Consumer financing loses pace on housing, car loan shocks

Consumer financing loses pace on housing, car loan shocks

KARACHI: The consumer financing has lost pace in fiscal year 2018/2019 to total loans of Rs57.3 billion as compared with Rs86.5 billion in preceding fiscal year. The major drag came from auto and house financing segments, State Bank of Pakistan (SBP) said in its annual report on Pakistan Economy 2018/2019.

The SBP issued the report a day earlier, stating that the auto and housing financing suffered due to the government’s ban on non-filers from purchasing/ registering assets such as cars and residential properties (above Rs 5 million), several price hikes of cars, and rising interest rates.

The anticipation of new product launches and phasing out one popular model also played their part, as some customers may have adopted a wait-and-see approach.

The SBP data shows that the car financing fell to Rs22.2 billion in fiscal year 2018/2019 as compared with Rs43.3 billion in preceding fiscal year. Similarly, housing loans fell to Rs10.4 billion in 2018/2019 as compared with Rs22.3 billion in the preceding fiscal year.

The SBP said that since interest rates were on an upward trajectory, the substantial increase in installment amount compelled borrowers to either opt for high equity participation ratio or avoid bank financing altogether.

Apart from these factors, the popularity of ride hailing services, which itself was an early contributing factor to the rise in auto financing, also seemed to have reached its saturation level, thereby negatively contributing to the growth in advances.

The SBP said that in terms of outstanding portfolio, Islamic banks were able to keep their share intact at around 46 percent as of June 2019. However, in flow terms, the increase stemmed mainly from conventional banks where medium-sized players dominated.

Nonetheless, the ban on non-filers on purchasing property (above Rs. 5.0 million) kept this segment suppressed during the year. As per industry sources, the increased price levels also eroded the capacity of many households to afford residential units in close vicinity of urban centers.

Moreover, as per anecdotal evidence, consistent interest rate hikes during the year significantly raised the installment amount for potential borrowers, many of whom stand disqualified due to the breach of the maximum required debt-burden ratio.

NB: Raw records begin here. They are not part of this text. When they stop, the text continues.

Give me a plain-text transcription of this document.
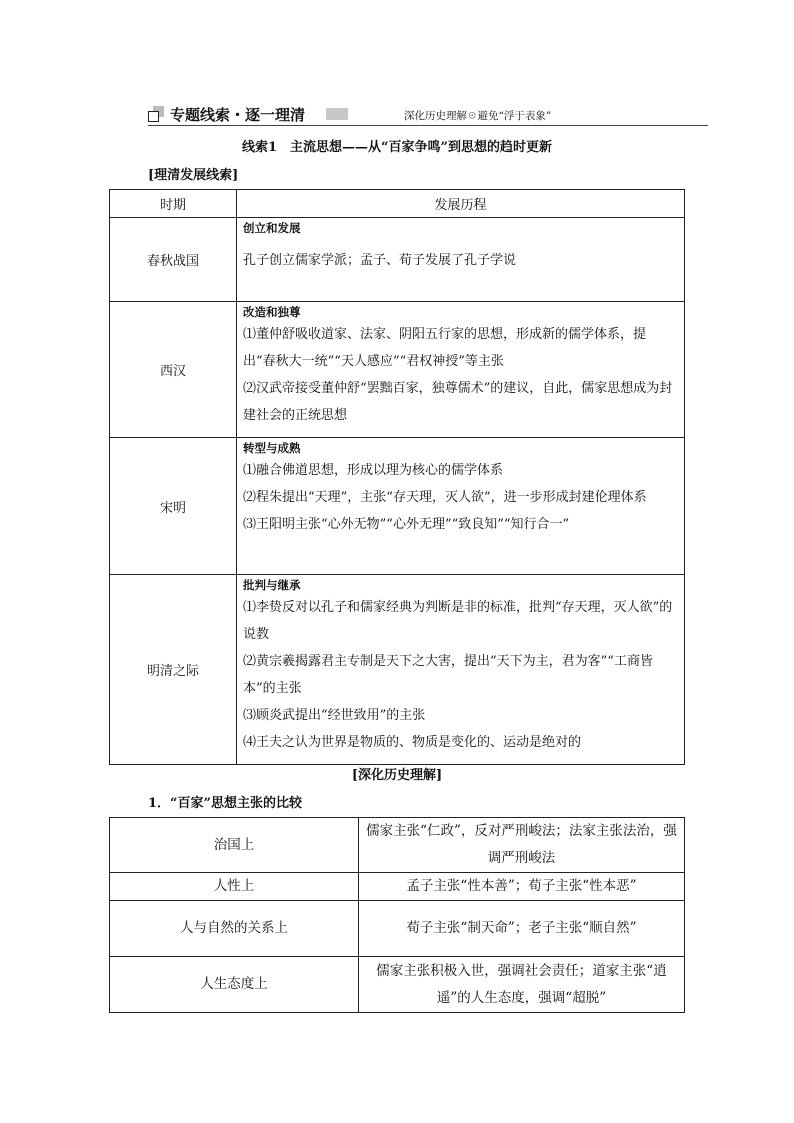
专题线索・逐一理清	深化历史理解☉避免“浮于表象”
线索1　主流思想——从“百家争鸣”到思想的趋时更新
[理清发展线索]
时期	发展历程
春秋战国	创立和发展
孔子创立儒家学派；孟子、荀子发展了孔子学说

西汉	改造和独尊
⑴董仲舒吸收道家、法家、阴阳五行家的思想，形成新的儒学体系，提出“春秋大一统”“天人感应”“君权神授”等主张
⑵汉武帝接受董仲舒“罢黜百家，独尊儒术”的建议，自此，儒家思想成为封建社会的正统思想

宋明	转型与成熟
⑴融合佛道思想，形成以理为核心的儒学体系
⑵程朱提出“天理”，主张“存天理，灭人欲”，进一步形成封建伦理体系
⑶王阳明主张“心外无物”“心外无理”“致良知”“知行合一”

明清之际	批判与继承
⑴李贽反对以孔子和儒家经典为判断是非的标准，批判“存天理，灭人欲”的说教
⑵黄宗羲揭露君主专制是天下之大害，提出“天下为主，君为客”“工商皆本”的主张
⑶顾炎武提出“经世致用”的主张
⑷王夫之认为世界是物质的、物质是变化的、运动是绝对的
[深化历史理解]
1．“百家”思想主张的比较
治国上	儒家主张“仁政”，反对严刑峻法；法家主张法治，强调严刑峻法
人性上	孟子主张“性本善”；荀子主张“性本恶”
人与自然的关系上	荀子主张“制天命”；老子主张“顺自然”
人生态度上	儒家主张积极入世，强调社会责任；道家主张“逍遥”的人生态度，强调“超脱”
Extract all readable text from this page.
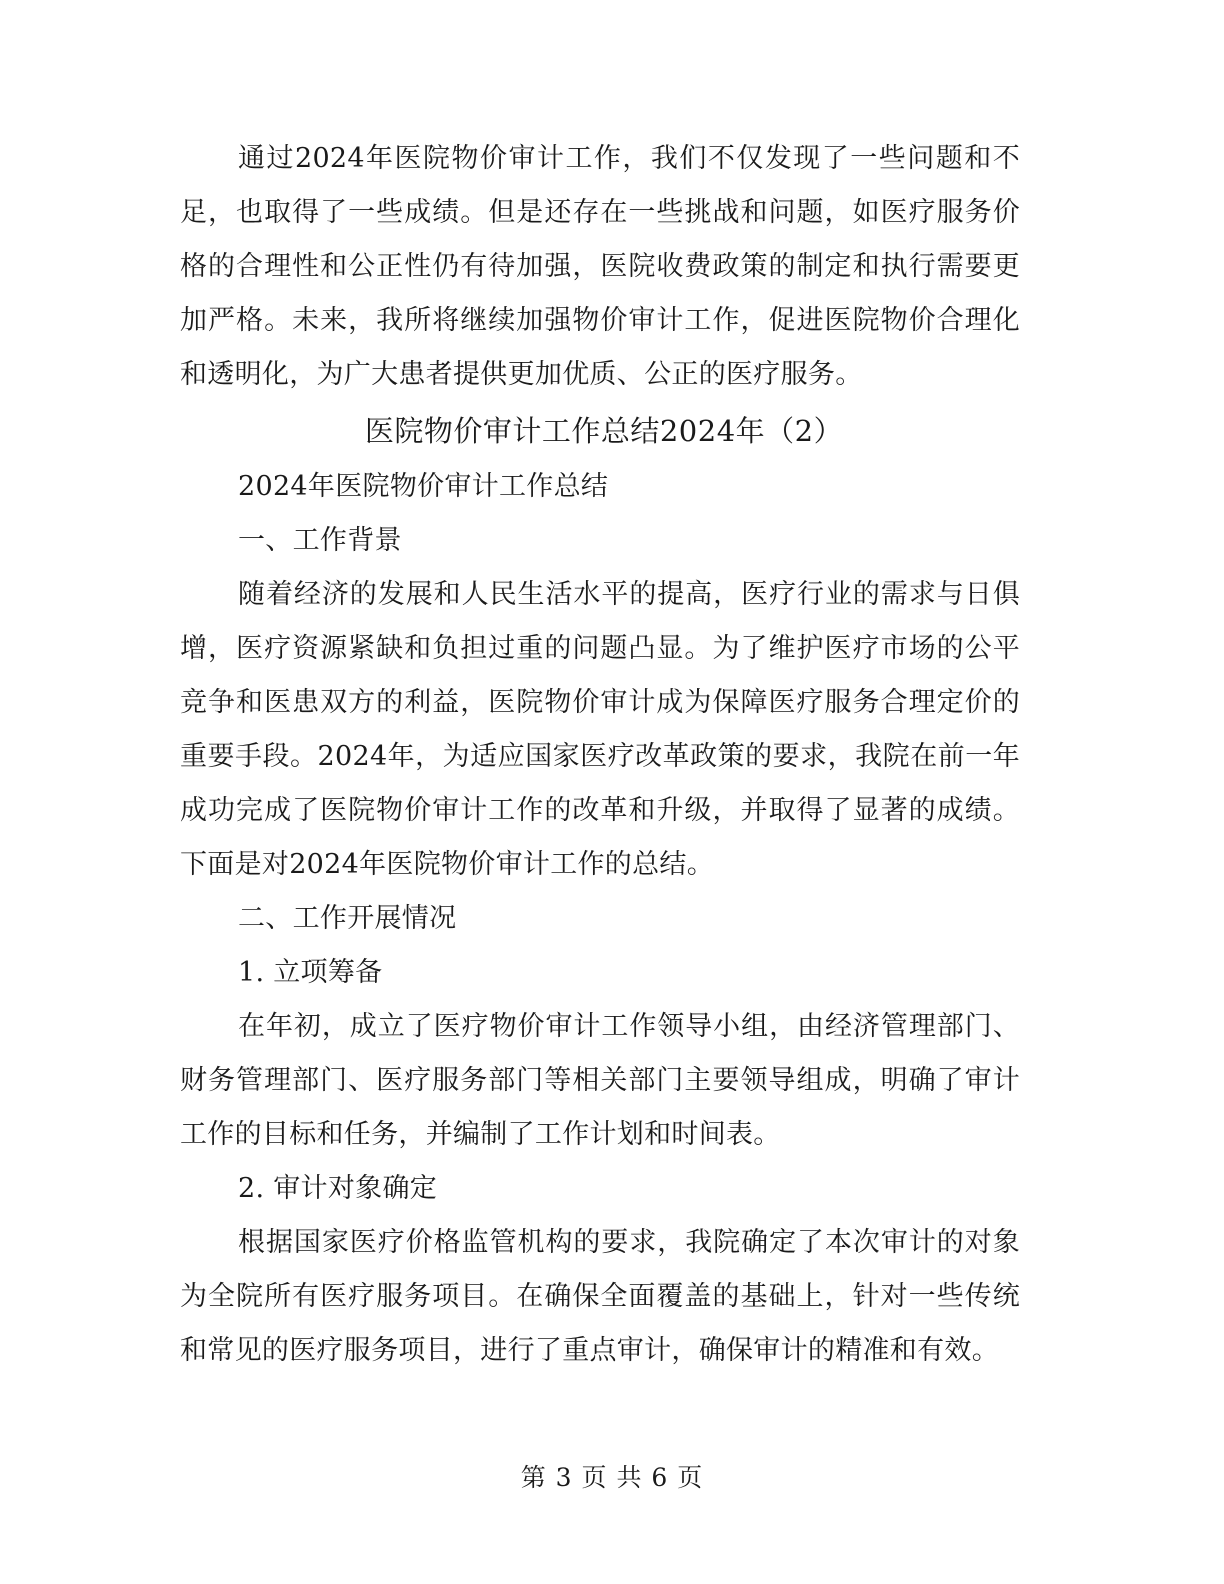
通过2024年医院物价审计工作，我们不仅发现了一些问题和不足，也取得了一些成绩。但是还存在一些挑战和问题，如医疗服务价格的合理性和公正性仍有待加强，医院收费政策的制定和执行需要更加严格。未来，我所将继续加强物价审计工作，促进医院物价合理化和透明化，为广大患者提供更加优质、公正的医疗服务。

医院物价审计工作总结2024年（2）

2024年医院物价审计工作总结

一、工作背景

随着经济的发展和人民生活水平的提高，医疗行业的需求与日俱增，医疗资源紧缺和负担过重的问题凸显。为了维护医疗市场的公平竞争和医患双方的利益，医院物价审计成为保障医疗服务合理定价的重要手段。2024年，为适应国家医疗改革政策的要求，我院在前一年成功完成了医院物价审计工作的改革和升级，并取得了显著的成绩。下面是对2024年医院物价审计工作的总结。

二、工作开展情况

1. 立项筹备

在年初，成立了医疗物价审计工作领导小组，由经济管理部门、财务管理部门、医疗服务部门等相关部门主要领导组成，明确了审计工作的目标和任务，并编制了工作计划和时间表。

2. 审计对象确定

根据国家医疗价格监管机构的要求，我院确定了本次审计的对象为全院所有医疗服务项目。在确保全面覆盖的基础上，针对一些传统和常见的医疗服务项目，进行了重点审计，确保审计的精准和有效。

第 3 页 共 6 页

Compared to other segments, personal loans and consumer durables performed better. The flow of FY19 for consumer durables was historically highest, but price impact mainly explained this phenomenon, as there was more than double-digit inflation in consumer durables during the year.

The argument also gets support from the fact that while banks received around 20 percent lower applications, the average loan size of accepted applications more than doubled to Rs 2.8 million in FY19 from Rs 1.2 million last year.